I controlli possono legittimamente avere ad oggetto:
– dimostrazione della partecipazione alla vita e alla gestione dell’associazione, da parte dei soci;
– dimostrazione della validità delle assemblee, del numero legale dei presenti, dell’effettiva partecipazione alle stesse;
– redazione del rendiconto
– verifica del rispetto del divieto di distribuzione di utili.
– dimostrazione della partecipazione alla vita e alla gestione dell’associazione, da parte dei soci;
– dimostrazione della validità delle assemblee, del numero legale dei presenti, dell’effettiva partecipazione alle stesse;
– redazione del rendiconto
– verifica del rispetto del divieto di distribuzione di utili.
Spetta alle associazioni l’onere di dimostrare che tutti i proventi riscossi rientrino tra quelli di natura istituzionale e che l’eventuale avanzo di gestione sia stato reinvestito nell’ambito dell’attività sociale.
Mancando tale prova, per sfruttare le agevolazioni fiscali, non sarà sufficiente la semplice affiliazione a federazioni sportive nazionali, Enti di promozione sportiva o l’iscrizione al Registro Coni (Cassazione, n. 22739/2008).
Il regime agevolativo fiscale non dipende, dunque, dall’elemento formale della veste giuridica assunta, ma dall’effettivo svolgimento di attività senza fine di lucro.
Dunque, anche se l’associazione ha ottenuto il riconoscimento del Coni, il giudice tributario può verificare se tale veste formale trovi o meno piena corrispondenza nell’attività esercitata, nascondendo una natura prettamente commerciale (Cassazione, sentenza n. 9614/2019).

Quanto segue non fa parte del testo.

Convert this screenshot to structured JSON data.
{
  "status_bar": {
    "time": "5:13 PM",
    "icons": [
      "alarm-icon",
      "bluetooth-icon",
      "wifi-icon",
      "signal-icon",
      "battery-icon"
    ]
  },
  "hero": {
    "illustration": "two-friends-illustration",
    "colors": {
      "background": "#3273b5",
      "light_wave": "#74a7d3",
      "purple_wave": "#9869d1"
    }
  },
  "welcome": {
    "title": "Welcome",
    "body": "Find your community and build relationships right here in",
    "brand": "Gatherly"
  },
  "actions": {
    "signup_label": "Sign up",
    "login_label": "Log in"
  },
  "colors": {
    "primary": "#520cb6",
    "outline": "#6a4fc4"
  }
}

Le stesse associazioni sportive dilettantistiche, quando svolgono attività di natura commerciale, diventano quindi soggetti passivi Iva, con esclusione delle sole prestazioni di servizi o le cessioni di beni effettuate nei confronti degli iscritti, associati o partecipanti, in conformità alle finalità istituzionali. Fermo restando che è comunque incompatibile con la natura di associazione dilettantistica sportiva la prevalenza dell’offerta di servizi funzionali a una strategia di tipo commerciale, sganciata dalla promozione di specifici valori ed eventi sportivi.